Le rapport sur l’emploi américain publié début août a mis en lumière un affaiblissement préoccupant du marché du travail. Avec seulement 73'000 créations d’emplois en juillet et des révisions négatives massives sur mai et juin (-258'000), la moyenne mobile sur trois mois s’effondre à 35'000. C’est la plus faible dynamique post-pandémique observée à ce jour. Pourtant, le taux de chômage reste officiellement stable à 4,2%, en ligne avec son niveau «naturel» estimé par la Fed. Derrière cette stabilité apparente, la détérioration est plus diffuse: le nombre de chômeurs de longue durée dépasse 1,8 million, la durée moyenne du chômage grimpe à 24 semaines, et les flux de nouveaux entrants au chômage explosent (+275'000 en juillet, un record depuis 1967).
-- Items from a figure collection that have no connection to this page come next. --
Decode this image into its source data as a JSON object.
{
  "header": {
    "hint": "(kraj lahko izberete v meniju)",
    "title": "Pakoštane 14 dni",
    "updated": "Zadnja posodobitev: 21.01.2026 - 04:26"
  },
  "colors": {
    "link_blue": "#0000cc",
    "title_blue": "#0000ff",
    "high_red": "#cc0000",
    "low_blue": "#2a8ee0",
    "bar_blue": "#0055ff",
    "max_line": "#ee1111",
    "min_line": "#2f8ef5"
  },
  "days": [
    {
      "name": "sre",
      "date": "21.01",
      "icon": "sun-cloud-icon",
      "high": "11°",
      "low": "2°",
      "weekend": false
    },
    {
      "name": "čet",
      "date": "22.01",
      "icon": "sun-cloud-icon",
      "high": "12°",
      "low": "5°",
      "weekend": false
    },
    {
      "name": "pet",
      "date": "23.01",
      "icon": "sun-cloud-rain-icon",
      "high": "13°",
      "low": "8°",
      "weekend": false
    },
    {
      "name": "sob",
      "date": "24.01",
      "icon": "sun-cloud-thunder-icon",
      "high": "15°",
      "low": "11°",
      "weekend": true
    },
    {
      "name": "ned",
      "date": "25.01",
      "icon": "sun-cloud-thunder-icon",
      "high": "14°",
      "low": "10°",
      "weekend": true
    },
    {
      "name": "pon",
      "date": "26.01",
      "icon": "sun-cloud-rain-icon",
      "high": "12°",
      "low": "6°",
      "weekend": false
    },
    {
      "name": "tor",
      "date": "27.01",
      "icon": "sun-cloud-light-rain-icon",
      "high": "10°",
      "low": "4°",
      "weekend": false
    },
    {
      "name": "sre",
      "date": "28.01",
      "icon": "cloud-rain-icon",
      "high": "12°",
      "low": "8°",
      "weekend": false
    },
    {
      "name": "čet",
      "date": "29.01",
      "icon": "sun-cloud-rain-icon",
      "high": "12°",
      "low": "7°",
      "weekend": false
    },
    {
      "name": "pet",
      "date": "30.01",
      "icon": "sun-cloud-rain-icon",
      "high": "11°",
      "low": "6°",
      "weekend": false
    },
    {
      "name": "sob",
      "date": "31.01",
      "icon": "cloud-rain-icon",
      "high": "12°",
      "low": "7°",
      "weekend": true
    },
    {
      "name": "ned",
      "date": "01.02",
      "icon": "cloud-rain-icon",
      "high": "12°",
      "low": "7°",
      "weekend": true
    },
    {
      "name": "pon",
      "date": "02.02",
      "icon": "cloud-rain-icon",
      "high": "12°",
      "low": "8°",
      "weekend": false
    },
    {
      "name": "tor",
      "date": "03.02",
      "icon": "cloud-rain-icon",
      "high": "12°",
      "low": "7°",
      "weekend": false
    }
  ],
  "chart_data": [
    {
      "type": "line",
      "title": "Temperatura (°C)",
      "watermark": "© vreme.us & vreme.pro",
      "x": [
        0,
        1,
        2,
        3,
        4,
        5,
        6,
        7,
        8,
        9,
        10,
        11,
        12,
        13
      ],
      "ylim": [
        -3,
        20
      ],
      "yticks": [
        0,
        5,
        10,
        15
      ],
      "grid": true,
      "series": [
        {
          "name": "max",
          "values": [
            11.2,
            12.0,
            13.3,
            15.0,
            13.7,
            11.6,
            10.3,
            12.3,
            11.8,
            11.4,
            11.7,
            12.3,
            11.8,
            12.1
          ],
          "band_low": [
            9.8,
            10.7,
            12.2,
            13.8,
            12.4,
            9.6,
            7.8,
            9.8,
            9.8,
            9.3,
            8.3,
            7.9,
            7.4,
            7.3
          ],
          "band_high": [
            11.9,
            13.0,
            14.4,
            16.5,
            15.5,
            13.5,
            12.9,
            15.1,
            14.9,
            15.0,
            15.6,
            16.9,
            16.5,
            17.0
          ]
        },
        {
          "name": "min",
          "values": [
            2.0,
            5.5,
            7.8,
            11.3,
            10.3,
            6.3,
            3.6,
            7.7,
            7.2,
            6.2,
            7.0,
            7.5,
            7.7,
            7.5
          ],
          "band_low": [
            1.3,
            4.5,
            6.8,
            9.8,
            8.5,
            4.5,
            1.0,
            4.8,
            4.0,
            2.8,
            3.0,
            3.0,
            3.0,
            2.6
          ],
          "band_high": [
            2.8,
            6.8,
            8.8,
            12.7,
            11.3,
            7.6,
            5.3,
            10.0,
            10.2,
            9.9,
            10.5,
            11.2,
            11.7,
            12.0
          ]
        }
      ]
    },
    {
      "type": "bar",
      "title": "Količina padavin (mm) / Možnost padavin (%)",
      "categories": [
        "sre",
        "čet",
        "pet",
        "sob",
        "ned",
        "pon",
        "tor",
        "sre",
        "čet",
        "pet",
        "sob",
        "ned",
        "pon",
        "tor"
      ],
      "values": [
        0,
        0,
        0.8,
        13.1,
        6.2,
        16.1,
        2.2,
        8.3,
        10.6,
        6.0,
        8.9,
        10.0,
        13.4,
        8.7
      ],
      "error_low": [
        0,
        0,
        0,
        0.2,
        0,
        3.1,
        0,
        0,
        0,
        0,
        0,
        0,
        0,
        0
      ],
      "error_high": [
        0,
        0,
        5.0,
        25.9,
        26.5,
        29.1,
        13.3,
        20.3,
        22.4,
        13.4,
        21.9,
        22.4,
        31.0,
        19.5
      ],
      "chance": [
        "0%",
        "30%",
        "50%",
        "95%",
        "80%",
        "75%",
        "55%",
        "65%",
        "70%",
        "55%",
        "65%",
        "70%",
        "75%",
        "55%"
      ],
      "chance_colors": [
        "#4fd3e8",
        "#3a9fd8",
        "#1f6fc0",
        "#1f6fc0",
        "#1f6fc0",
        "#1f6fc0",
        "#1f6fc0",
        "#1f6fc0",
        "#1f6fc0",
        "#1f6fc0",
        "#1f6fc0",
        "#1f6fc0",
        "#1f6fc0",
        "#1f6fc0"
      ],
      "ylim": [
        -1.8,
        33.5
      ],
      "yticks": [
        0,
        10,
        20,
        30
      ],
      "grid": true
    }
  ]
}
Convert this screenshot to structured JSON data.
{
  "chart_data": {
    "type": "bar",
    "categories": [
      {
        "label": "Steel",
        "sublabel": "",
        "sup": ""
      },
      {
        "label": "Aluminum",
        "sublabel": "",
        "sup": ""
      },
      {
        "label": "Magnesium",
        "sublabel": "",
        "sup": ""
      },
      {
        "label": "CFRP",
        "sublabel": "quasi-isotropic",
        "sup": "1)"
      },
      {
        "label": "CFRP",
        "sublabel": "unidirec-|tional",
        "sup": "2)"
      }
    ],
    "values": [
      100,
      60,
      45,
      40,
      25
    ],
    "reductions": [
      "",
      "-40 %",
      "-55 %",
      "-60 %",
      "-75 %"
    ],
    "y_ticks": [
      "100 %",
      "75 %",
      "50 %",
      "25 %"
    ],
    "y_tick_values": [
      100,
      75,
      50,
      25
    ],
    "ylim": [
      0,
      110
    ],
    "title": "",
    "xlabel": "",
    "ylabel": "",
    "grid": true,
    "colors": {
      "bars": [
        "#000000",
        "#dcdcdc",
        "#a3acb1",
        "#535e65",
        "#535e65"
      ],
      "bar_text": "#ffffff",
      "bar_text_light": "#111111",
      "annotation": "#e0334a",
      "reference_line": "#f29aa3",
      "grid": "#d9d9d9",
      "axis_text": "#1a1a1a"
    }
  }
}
En parallèle, la politique commerciale américaine redonne de la vigueur aux tensions inflationnistes. Les nouveaux droits de douane sur les importations – dont 39% sur les produits suisses – font mécaniquement monter les prix des biens d’équipement, électroniques ou médicaux. L’inflation core pourrait ainsi franchir temporairement les 3% au second semestre, alors même que la croissance des salaires s’accélère (+3,8% annualisé au T2 selon l’Employment Cost Index). Dans ce contexte, le dollar s’est affaibli, les taux à 10 ans américains sont retombés à 4,22%, et les marchés anticipent désormais 60 points de base de baisse de taux d’ici décembre, avec une probabilité de 92% d’un assouplissement dès le 18 septembre.
La Réserve fédérale se retrouve dans une impasse stratégique.
La Réserve fédérale se retrouve dans une impasse stratégique. D’un côté, la normalisation du marché du travail est réelle, mais progressive. Elle résulte en partie d’un ralentissement marqué de l’immigration (force vive du rebond post-Covid), avec 730'000 travailleurs étrangers en moins depuis janvier. La contraction de l’offre de travail brouille la lecture des indicateurs classiques comme les créations d’emplois ou le taux de participation. En parallèle, la baisse des embauches s’accompagne d’un maintien très faible des licenciements, confirmant une dynamique «slow to hire, slow to fire».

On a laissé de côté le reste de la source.